Alla chiusura del Concilio Vaticano II, Paolo VI consegnò proprio a Jacques Maritain, in rappresentanza degli intellettuali, il suo Messaggio agli uomini di pensiero e di scienza. Ma quale è l’attualità del pensatore cattolico francese, del suo umanesimo? Debora Donnini lo ha chiesto al prof. Piero Viotto, già docente di Pedagogia presso l’Università Cattolica di Milano ed esperto di Maritain:

R. – E’ chiaro che la posizione di Maritain da “Umanesimo integrale”, che è l’opera più nota, fino a “Il contadino della Garonna” è superare l’opposizione tra liberalismo e socialismo, indicando una terza via, che è il personalismo. Quindi, il punto di riferimento della relazione sociale non è il singolo individuo con i suoi interessi o la società attraverso lo Stato, ma è la persona umana. Secondo Maritain, tutto questo va riportato alla filosofia di San Tommaso, perché è nella tradizione di Aristotele, di Tommaso, che si pone l’uomo al centro delle relazioni sociali.

D. – Che ruolo ha in questo senso il cristianesimo, secondo Maritain?

R. – Ha un ruolo fondamentale, perché l’uomo non è destinato soltanto a migliorare questo mondo, ma è destinato alla contemplazione di Dio. Non dimentichiamo che Maritain è morto Piccolo Fratello di Gesù, a Tolosa. Quindi il fine della vita non è produrre beni di consumo, ma è contemplare la bellezza, la verità, le relazioni fraterne. In questo senso, il cristianesimo è un elemento determinante. Anzi, lui precisa che senza il cristianesimo l’umanità sarebbe perduta e si raccorda a De Lubac quando parla del dramma dell’umanesimo ateo. Sia De Lubac sia Maritain infatti mettono in evidenza questo fatto: se mettiamo da parte Dio, l’uomo rimane solo con se stesso e muore.

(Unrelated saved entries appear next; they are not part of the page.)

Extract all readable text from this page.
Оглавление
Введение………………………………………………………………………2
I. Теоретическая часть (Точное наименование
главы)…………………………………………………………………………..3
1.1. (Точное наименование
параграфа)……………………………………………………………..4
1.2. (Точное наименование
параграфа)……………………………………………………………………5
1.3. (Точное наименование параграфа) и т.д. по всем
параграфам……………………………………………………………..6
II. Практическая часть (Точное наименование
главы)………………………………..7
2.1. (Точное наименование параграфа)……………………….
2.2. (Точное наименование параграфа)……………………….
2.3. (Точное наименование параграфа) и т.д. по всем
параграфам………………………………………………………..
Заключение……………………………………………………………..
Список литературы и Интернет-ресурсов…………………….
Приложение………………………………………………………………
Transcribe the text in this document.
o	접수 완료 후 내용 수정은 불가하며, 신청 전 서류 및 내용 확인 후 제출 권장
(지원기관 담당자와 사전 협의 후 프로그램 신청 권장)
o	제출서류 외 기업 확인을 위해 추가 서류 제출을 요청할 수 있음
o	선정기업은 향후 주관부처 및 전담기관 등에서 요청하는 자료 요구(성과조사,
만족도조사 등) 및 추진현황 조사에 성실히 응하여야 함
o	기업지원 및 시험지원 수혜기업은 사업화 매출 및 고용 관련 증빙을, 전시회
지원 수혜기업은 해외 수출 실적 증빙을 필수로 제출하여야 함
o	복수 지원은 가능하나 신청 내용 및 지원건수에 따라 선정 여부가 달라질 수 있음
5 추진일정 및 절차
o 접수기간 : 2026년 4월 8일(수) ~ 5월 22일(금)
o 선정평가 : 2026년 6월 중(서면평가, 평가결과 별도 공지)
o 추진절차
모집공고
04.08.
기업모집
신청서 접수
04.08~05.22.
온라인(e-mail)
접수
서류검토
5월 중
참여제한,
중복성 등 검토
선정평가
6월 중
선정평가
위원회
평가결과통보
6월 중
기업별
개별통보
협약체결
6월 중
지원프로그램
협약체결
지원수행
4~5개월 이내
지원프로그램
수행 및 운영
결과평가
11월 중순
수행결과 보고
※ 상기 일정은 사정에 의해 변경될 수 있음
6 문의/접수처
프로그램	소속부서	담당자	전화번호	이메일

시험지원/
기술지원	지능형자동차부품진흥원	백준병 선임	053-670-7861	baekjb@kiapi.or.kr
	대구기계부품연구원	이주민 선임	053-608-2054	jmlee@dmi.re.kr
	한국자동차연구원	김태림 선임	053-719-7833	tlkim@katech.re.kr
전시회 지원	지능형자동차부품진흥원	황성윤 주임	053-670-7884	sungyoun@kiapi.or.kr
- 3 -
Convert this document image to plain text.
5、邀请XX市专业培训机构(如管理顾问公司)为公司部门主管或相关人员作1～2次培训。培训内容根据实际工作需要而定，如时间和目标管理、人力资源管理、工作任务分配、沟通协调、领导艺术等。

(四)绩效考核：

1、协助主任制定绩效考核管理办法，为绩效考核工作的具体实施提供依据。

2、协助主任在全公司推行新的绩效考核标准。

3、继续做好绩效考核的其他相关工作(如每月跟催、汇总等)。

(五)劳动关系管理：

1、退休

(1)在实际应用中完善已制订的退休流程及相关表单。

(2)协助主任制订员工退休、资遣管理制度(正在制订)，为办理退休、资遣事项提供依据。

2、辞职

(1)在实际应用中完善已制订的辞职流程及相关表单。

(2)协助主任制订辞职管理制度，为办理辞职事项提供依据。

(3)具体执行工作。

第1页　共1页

D. – Questa concezione di Maritain, l’umanesimo integrale, lui la applica anche a quelle che sono le relazioni umane personali?

R. – Evidentemente Maritain ha discusso tutto questo con sua moglie. E’ un pensiero comune. Non soltanto lo applica a se stesso e scrive un bellissimo libro “Amore ed Amicizia”, ma soprattutto giunge a fare una filosofia di queste cose, affermando che non bisogna tarare tutto sul sapere o tutto sul conoscere. La filosofia antica era legata al sapere, all’oggettività della verità, la filosofia moderna è legata alla soggettività della conoscenza, Maritain fa l’operazione di riunire tutte queste cose.